Here's a list of the different milestones in my children's lives that have produced the effect described above:
- Learning to walk
- Learning to read
- Learning to ride a bike without training wheels
- Going to school for the first time
- Advancing a belt in martial arts
- Learning to drive (our kids haven't gotten here yet, but I've seen it in other families)
I've thought about that and I have a few answers I'd like to offer. First of all, I don't think it's always true that the milestones cause the behavior. There are probably times when we are so excited about her achievement that we subconsciously cut the kid some slack, then reel them back in after it's over. But I'm pretty sure that's not the whole story; something bigger is going on here.
What I think is happening is this: children have a powerful drive to mature, to achieve grown-up status. It's certainly not the only drive they have, and at times it competes with, say, the drive to sneak cookies or the drive to avoid unpleasant work. But that drive to grow up is one of the most powerful motivators acting on your child.
And in your child's mind, that milestone - let's say it's riding a bike without training wheels - that ability is the next obstacle on his path to growing up. It's a big obstacle, and he's fixated on it for a while.

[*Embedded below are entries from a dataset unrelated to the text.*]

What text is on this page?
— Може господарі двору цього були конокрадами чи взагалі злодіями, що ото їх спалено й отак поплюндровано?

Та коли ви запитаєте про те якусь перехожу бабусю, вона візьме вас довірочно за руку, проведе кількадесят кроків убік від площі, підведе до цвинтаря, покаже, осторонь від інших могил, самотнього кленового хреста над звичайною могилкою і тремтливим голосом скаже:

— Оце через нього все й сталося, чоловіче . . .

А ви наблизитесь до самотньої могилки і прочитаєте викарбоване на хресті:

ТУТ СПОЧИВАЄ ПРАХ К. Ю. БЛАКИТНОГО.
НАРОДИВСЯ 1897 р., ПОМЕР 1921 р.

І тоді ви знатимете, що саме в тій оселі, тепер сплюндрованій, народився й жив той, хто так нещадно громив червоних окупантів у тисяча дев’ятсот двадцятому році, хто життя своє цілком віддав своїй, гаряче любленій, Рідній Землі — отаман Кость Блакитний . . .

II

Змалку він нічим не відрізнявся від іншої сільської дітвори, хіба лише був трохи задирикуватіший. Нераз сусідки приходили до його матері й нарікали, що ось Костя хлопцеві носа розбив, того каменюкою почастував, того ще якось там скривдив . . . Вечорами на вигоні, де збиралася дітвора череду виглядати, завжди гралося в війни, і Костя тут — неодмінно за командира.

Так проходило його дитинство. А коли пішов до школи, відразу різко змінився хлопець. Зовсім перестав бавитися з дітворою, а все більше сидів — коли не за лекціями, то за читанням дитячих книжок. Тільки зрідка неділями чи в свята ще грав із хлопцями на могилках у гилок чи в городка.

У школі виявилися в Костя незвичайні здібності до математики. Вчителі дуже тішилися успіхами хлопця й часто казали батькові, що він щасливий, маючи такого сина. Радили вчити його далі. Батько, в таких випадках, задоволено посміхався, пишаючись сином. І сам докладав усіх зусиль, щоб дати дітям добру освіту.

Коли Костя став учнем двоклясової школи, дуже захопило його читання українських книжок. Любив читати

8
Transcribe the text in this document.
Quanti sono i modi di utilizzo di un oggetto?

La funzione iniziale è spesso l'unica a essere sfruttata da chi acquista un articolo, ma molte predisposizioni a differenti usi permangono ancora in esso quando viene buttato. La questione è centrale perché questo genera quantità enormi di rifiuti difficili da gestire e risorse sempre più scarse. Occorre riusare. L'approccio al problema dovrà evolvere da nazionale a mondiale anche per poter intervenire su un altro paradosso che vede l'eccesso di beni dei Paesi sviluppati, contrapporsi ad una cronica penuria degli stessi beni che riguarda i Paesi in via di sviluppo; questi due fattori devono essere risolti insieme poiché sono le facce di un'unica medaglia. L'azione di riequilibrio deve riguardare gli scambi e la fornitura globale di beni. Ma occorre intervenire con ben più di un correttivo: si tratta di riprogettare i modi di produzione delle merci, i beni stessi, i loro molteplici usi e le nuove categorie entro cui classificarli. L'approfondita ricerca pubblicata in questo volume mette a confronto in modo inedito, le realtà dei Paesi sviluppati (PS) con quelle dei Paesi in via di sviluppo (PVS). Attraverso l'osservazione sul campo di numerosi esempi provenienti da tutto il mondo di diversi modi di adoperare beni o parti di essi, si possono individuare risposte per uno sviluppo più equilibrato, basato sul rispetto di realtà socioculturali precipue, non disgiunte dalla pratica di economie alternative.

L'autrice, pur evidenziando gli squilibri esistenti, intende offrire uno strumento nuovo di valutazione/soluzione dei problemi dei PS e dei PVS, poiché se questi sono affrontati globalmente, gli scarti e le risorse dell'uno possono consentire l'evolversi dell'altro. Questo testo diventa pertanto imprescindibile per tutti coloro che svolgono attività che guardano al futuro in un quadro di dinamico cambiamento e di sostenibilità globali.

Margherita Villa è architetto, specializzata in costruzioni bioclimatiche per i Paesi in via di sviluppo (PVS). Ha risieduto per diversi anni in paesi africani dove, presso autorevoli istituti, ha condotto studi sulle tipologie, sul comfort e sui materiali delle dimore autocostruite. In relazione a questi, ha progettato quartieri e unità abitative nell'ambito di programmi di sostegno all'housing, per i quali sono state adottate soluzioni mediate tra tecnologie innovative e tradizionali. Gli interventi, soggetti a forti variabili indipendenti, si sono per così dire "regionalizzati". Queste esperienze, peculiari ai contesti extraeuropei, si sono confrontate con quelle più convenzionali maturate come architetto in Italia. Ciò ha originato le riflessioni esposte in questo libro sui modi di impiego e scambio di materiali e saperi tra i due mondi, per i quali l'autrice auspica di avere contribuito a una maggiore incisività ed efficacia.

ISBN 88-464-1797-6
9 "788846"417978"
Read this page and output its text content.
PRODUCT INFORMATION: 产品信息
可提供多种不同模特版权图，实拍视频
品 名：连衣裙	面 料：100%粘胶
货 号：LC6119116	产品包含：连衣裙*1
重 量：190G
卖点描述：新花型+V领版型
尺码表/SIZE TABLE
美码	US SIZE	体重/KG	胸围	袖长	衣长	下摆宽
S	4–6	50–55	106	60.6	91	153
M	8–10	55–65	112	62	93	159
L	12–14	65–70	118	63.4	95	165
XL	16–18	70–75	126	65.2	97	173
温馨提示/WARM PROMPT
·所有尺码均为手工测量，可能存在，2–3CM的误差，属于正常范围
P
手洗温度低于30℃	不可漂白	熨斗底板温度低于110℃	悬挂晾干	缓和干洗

|Each peak obscures your view of the next...|
When she achieves her goal, it feels like she's basically a grown-up now, except for a few details. But you're still treating her the same way you did before her big success. And that, right there, is your recipe for the discord I described at the beginning.
I want to stress that this is not necessarily a bad thing. Sure, it's unpleasant when your child regresses, but I think every kid deserves to act up now and then. Mistakes and learning go hand in hand. What would life be like if somebody always interfered with that process? Achieving major milestones spikes his self-esteem a little more than it should, but the world will correct that soon enough without my help. I know I don't want to be the one knocking my kid's self-image down a peg.
So I'm not recommending any particular action; it just helps a little to understand why it's happening. I try - with mixed success - to meet the unpleasant behavior with patience and correct it the same way I would have when they were younger. Soon enough, we're back on track and their eyes are on the next goal.